Reiteration of the puzzle
So the puzzle is that:
The shift-symmetric and manifestly pseudoscalar forms of the interaction seem perfectly equivalent.
However, the pseudoscalar form of the interaction seems perfectly general. One could tune the fermion mass $m$ to be whatever you want by tuning the Yukawa coupling $y$. This, in turn, tunes $g = 2qm/f$ to be any pseudoscalar coupling. Does this mean that any pseudoscalar interaction between massive fermions can be written as a Goldstone interaction?
In the manifestly pseudoscalar version of the theory, are loop contributions to the $\pi$ mass manifestly zero? This does not seem to generically be the case. (See, e.g. this discussion based on a problem in Peskin & Schroeder)
So: in the case where there really is a spontaneously broken symmetry, there should be a shift symmetry protecting the $\pi$, but how can we see the effect of that shift symmetry when we calculate loops in the pseudoscalar theory?

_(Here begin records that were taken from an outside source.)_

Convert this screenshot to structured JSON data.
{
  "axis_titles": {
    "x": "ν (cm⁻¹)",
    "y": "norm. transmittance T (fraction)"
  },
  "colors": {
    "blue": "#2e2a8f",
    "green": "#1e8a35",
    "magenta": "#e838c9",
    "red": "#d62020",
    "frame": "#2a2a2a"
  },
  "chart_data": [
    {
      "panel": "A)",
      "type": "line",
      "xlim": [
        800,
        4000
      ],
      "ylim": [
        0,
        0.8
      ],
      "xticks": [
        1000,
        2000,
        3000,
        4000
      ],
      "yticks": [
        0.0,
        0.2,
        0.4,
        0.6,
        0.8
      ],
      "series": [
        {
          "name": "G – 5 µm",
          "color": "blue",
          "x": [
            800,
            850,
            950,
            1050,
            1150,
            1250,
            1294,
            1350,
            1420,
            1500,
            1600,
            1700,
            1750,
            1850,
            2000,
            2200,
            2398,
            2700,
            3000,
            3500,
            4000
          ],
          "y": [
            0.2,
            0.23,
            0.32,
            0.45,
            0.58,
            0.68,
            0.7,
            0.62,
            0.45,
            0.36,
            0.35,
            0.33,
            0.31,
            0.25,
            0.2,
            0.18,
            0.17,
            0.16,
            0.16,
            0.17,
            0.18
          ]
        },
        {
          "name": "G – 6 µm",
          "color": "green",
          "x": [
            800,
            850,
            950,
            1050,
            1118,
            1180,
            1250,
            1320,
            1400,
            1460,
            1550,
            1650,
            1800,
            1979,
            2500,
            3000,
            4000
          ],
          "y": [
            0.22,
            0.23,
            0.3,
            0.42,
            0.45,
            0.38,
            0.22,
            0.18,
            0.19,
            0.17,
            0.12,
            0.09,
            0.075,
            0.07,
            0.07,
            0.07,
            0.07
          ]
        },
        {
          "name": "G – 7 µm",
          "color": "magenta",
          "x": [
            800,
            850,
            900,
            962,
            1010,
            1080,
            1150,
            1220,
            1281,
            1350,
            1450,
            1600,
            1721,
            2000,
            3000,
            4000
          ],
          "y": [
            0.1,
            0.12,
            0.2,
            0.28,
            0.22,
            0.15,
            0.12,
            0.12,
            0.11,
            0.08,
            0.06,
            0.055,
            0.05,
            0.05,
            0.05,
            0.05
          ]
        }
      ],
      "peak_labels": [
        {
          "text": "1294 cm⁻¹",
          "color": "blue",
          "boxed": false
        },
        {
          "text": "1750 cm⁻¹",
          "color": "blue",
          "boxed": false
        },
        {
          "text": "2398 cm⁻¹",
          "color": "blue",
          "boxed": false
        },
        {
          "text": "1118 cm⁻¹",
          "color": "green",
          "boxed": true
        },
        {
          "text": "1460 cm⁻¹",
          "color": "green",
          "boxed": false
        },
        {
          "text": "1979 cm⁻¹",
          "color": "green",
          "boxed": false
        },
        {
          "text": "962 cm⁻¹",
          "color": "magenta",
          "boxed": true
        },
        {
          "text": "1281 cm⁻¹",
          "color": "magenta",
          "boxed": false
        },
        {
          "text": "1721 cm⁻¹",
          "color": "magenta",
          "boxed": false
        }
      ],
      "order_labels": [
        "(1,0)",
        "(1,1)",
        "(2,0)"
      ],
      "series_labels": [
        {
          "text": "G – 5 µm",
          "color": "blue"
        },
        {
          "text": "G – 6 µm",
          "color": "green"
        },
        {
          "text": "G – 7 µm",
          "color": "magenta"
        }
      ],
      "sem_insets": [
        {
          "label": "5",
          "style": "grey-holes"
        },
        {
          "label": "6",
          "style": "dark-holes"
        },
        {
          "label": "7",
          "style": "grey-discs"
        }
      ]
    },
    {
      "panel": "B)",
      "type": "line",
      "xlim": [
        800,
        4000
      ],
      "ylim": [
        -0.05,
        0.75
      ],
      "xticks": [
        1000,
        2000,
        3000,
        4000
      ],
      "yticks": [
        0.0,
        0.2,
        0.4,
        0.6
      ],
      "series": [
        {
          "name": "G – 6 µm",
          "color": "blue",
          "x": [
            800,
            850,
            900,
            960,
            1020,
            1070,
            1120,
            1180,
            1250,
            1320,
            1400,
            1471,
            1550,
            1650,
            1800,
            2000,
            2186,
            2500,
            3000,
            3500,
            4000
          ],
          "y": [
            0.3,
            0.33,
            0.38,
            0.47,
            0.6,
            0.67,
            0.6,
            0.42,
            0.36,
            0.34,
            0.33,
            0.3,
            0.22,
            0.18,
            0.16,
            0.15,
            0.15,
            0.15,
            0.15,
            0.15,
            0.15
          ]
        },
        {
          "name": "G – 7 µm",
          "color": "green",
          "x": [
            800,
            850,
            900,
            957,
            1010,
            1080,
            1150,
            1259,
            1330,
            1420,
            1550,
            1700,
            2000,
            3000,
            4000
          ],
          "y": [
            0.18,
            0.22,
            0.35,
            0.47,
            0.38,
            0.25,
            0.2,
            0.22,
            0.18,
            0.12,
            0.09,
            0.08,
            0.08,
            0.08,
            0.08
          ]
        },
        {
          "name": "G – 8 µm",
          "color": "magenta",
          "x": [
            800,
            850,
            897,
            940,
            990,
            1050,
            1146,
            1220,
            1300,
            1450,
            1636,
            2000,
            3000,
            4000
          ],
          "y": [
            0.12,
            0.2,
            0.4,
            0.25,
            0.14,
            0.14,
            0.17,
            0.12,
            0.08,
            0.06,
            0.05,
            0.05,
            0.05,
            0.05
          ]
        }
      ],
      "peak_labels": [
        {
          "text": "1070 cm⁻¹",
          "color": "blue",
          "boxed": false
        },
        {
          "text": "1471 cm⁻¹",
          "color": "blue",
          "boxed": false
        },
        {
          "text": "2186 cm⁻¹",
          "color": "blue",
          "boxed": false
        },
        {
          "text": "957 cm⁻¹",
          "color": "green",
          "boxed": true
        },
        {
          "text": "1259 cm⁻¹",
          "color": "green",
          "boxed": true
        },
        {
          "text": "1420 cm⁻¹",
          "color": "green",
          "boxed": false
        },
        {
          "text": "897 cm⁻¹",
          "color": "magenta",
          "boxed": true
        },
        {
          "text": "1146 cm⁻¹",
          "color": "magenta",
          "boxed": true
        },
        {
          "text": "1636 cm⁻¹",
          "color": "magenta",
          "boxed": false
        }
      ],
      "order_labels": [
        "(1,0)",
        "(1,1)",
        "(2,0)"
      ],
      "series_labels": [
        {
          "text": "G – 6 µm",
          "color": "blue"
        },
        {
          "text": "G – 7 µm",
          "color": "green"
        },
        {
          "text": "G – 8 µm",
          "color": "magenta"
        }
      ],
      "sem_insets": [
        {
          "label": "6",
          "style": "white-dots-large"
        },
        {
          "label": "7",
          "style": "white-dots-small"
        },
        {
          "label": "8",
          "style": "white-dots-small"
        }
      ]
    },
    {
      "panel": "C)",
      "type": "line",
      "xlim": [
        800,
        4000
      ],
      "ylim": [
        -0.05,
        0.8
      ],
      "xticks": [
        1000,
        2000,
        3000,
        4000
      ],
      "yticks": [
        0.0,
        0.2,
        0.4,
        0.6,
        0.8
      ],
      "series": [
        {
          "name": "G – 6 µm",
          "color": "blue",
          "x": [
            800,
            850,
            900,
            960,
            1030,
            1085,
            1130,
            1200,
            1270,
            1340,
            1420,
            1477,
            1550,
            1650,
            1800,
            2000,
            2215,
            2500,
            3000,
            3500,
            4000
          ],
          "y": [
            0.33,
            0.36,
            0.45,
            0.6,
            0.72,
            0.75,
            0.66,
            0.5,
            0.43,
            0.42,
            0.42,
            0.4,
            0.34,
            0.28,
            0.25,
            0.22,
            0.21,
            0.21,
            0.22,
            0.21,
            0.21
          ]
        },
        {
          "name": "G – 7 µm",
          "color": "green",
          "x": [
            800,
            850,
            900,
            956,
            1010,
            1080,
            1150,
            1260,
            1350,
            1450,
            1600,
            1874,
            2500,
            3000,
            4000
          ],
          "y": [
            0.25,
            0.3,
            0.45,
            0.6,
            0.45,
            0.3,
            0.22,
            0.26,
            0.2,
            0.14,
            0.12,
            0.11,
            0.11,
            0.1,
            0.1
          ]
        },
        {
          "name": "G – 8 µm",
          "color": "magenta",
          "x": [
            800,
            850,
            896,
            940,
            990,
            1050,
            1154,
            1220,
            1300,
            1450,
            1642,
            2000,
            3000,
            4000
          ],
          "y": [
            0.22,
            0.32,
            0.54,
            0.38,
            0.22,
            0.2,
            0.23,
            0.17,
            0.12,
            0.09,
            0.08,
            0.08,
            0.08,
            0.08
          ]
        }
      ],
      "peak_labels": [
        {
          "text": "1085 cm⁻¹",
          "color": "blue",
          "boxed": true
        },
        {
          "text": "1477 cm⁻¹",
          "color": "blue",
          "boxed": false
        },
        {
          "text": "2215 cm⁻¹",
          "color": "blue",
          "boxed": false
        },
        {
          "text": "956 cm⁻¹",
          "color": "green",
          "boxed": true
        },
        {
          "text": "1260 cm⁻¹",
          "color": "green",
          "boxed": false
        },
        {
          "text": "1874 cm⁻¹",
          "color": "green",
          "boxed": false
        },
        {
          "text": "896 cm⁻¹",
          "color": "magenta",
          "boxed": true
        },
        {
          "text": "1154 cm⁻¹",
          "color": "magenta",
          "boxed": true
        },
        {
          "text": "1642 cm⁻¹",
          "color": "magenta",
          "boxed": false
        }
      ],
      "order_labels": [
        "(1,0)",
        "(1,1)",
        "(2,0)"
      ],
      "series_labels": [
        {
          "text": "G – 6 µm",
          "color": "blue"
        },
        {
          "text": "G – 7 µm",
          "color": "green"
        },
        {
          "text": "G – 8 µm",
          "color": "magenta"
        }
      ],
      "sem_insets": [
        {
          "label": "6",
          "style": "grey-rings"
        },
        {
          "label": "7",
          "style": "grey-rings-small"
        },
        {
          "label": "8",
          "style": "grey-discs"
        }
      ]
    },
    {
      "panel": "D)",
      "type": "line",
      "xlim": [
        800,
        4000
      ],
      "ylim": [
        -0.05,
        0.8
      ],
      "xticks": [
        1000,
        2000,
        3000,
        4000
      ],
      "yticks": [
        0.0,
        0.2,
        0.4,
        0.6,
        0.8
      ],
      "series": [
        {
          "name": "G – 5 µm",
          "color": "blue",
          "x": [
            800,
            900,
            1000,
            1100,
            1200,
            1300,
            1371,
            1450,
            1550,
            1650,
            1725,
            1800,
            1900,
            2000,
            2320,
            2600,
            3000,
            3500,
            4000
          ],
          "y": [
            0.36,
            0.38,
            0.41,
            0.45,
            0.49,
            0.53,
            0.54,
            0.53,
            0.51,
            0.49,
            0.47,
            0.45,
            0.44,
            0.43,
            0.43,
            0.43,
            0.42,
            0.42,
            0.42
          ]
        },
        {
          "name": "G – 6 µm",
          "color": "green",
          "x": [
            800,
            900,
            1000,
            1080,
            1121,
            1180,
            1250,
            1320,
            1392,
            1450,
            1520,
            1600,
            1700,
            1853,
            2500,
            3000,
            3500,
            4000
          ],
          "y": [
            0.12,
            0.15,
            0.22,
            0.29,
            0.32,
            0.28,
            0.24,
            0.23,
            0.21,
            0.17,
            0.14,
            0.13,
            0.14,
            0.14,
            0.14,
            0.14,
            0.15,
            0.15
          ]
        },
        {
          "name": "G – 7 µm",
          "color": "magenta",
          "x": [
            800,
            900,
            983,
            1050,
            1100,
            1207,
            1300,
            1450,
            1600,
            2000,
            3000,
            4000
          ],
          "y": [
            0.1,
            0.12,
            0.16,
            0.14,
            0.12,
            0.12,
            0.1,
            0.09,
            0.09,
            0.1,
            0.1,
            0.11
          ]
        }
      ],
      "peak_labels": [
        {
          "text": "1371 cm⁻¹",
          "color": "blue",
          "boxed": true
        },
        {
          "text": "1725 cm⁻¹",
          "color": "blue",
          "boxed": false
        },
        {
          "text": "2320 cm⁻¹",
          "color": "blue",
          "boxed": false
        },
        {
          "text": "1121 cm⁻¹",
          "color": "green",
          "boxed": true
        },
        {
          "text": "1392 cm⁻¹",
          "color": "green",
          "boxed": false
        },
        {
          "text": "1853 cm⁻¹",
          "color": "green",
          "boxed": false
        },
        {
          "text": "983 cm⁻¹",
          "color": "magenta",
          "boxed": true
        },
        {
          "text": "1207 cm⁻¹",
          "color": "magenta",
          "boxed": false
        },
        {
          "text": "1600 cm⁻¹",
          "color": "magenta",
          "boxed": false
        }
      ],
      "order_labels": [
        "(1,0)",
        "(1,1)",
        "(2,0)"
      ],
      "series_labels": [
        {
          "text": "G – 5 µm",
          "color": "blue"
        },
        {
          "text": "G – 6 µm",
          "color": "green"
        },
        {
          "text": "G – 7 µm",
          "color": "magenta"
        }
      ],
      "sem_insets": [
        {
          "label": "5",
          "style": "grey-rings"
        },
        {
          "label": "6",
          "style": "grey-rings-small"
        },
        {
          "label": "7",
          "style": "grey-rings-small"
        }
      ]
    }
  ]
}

Alternatively, if we took a generic pseudoscalar theory with no shift symmetry (i.e. the pseudoscalar is not a Goldstone), then what prevents me from using the equation of motion to write the interaction in a manifestly shift-symmetric form and waving my hands that there ought to be a shift symmetry?